Her heart was in the right place, but Jake no longer felt inspired by the thought of his wife posing naked on the lawn in the wee hours, the bright fixture of Polaris offering them reassurance. Her body was a beautiful but too familiar landscape.
He watched Mia watch Orion, her expression a mixture of bliss and jet lag. Jake wondered if mothering filled her with delight.
#
Mia had made sacrifices, too.
Back when she was breastfeeding, she’d joked about the life being sucked out of her. Before her son, she’d never held a newborn. She’d never changed a single diaper before Orion’s. Mia indulged in co-sleeping despite the experts’ warnings. She fed Orion rice cereal before four months. Her guilty pleasure when he kept her up at night: Dancing with the Stars.
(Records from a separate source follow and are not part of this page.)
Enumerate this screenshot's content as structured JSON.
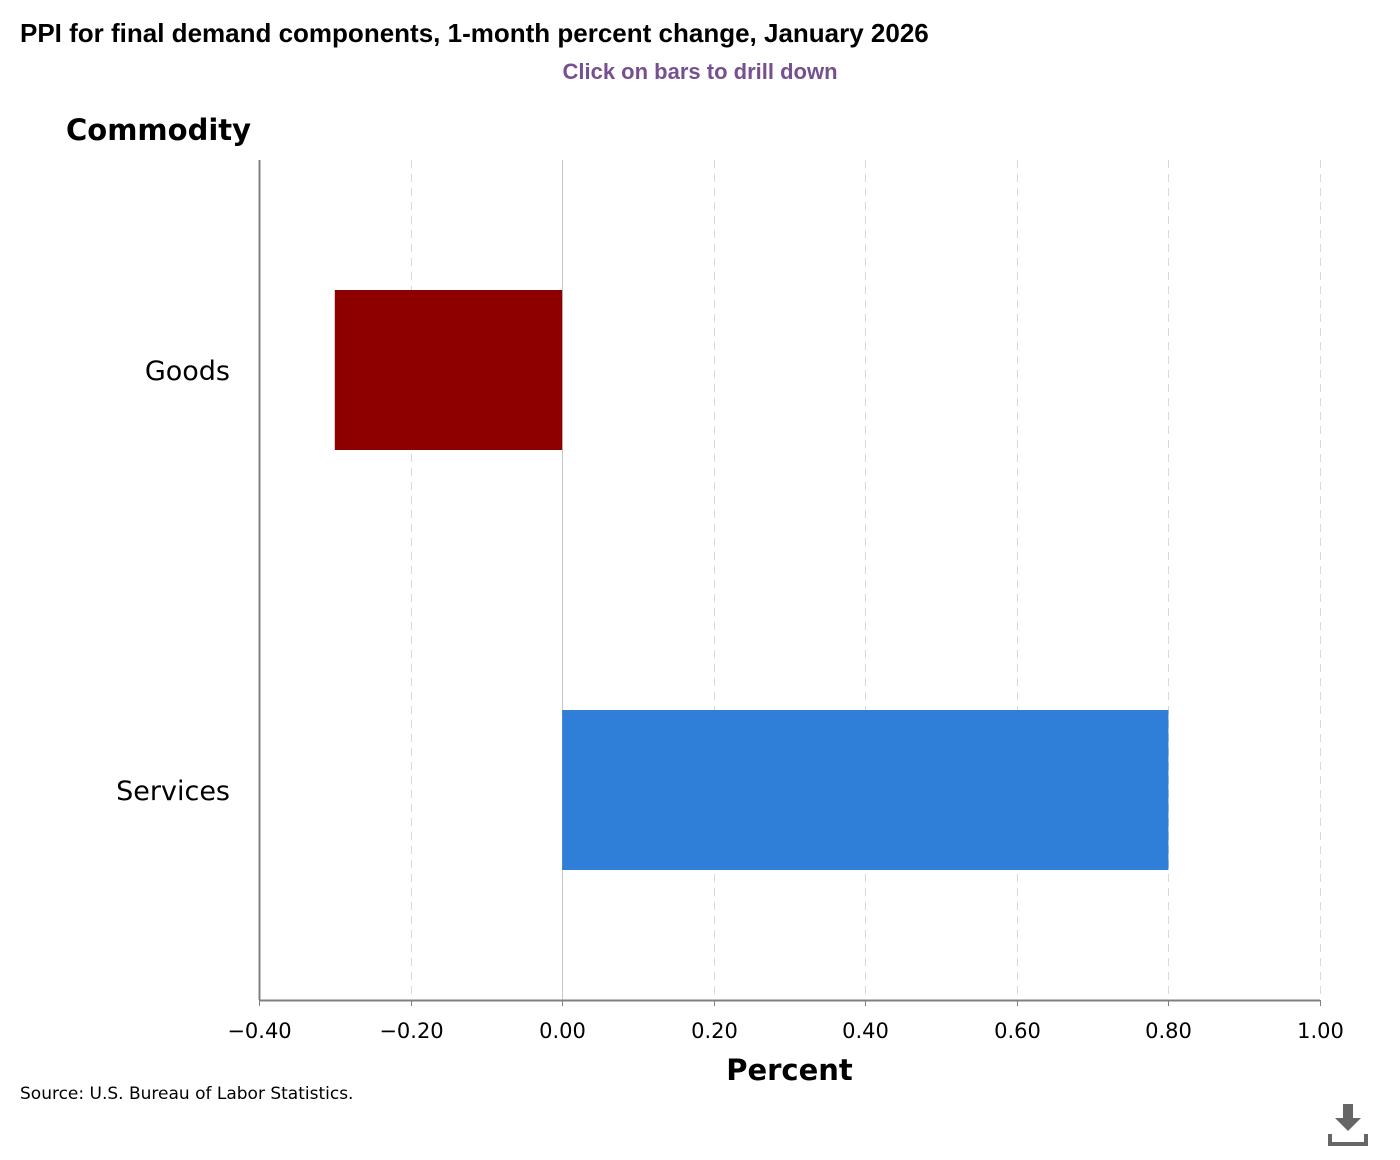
{
  "title": "PPI for final demand components, 1-month percent change, January 2026",
  "subtitle": "Click on bars to drill down",
  "source": "Source: U.S. Bureau of Labor Statistics.",
  "colors": {
    "subtitle": "#76508f",
    "goods_bar": "#8e0000",
    "services_bar": "#2f7ed8",
    "grid": "#d9d9d9",
    "axis": "#808080",
    "download_icon": "#666666"
  },
  "download_icon": "download-icon",
  "chart_data": {
    "type": "bar",
    "orientation": "horizontal",
    "categories": [
      "Goods",
      "Services"
    ],
    "values": [
      -0.3,
      0.8
    ],
    "bar_colors": [
      "#8e0000",
      "#2f7ed8"
    ],
    "xlabel": "Percent",
    "ylabel": "Commodity",
    "xlim": [
      -0.4,
      1.0
    ],
    "xticks": [
      "−0.40",
      "−0.20",
      "0.00",
      "0.20",
      "0.40",
      "0.60",
      "0.80",
      "1.00"
    ],
    "grid": "vertical dashed",
    "legend": "none"
  }
}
Now she was a marketing specialist working for boring and demanding clients at a respected firm. Could she still check the box labeled “good mother”? Did men shoulder the same anvil of guilt?
There was still time for her true calling, though. There were plenty of days ahead of Mia to write that Great American Novel. If only she had more stamina after coming home from the office.
But her Orion—worth his six pounds, eleven ounces in gold.
#
Jake realized their family had never once sprawled out on a bed of grass, their eyes staring up into the black quilt pinpricked with diamonds. He had failed at so much, including pointing out his son’s namesake.
#
She could survive a few weeks living with her mother. Mia could find a new job in her old town, the same predictable place where she was born. Snow in winter. Fireflies in summer. Trees shades of fire in autumn.
Disenchantment, the only season she and Jake had weathered in sunny Florida. She’d said she would follow him to the goddamn ends of the earth if it made him happy. The first time Mia saw him all those years ago, she’d been starstruck. She loved the hair his parents hated: long and dyed aquamarine, shaved on one side.
Jake’s hair had thinned with age, the cyan yielding to browns and grays. The shaved hairs her fingertips had caressed during sex, long gone.
Goodbye.
Fare-thee-well.
Toodle-oo.
When had they last kissed? How long had it been since Jake had touched her beyond a halfhearted, one-armed hug?
Mia and Orion had just passed the birthplace of James Dean, symbol of freedom and lust and youth. Thank God they were less than an hour from crossing the Michigan line.
Orion squealed, “Mommy, mommy, I gotta go potty!”
They had pulled over thirty minutes ago. Mia yelled at him for repeatedly turning on the bathroom hand driers, then laughing and plugging his ears from their deafening sound.
The air outside had cooled and the sky’s blue had softened. In the parking lot of the rest stop, Orion did something she and Jake had absolutely-positively forbidden him to do. He let go of Mommy or Daddy’s hand in a strange place full of strangers.
Orion dropped his prized stuffed animal and ran ahead in a terrifying blur. Before she scooped up Lamb-Lambs and ran after him, Mia paused to shield her eyes from the dying sun. She didn’t like Jake and she also knew she’d never stop loving him. All the king’s horses and all the king’s men could not put her heart back together again.
From the sidewalk, enveloped by twilight, Mia saw her destiny. There her sweet Orion was, safe and sound, peeking at her from around the side of an out-of-order vending machine.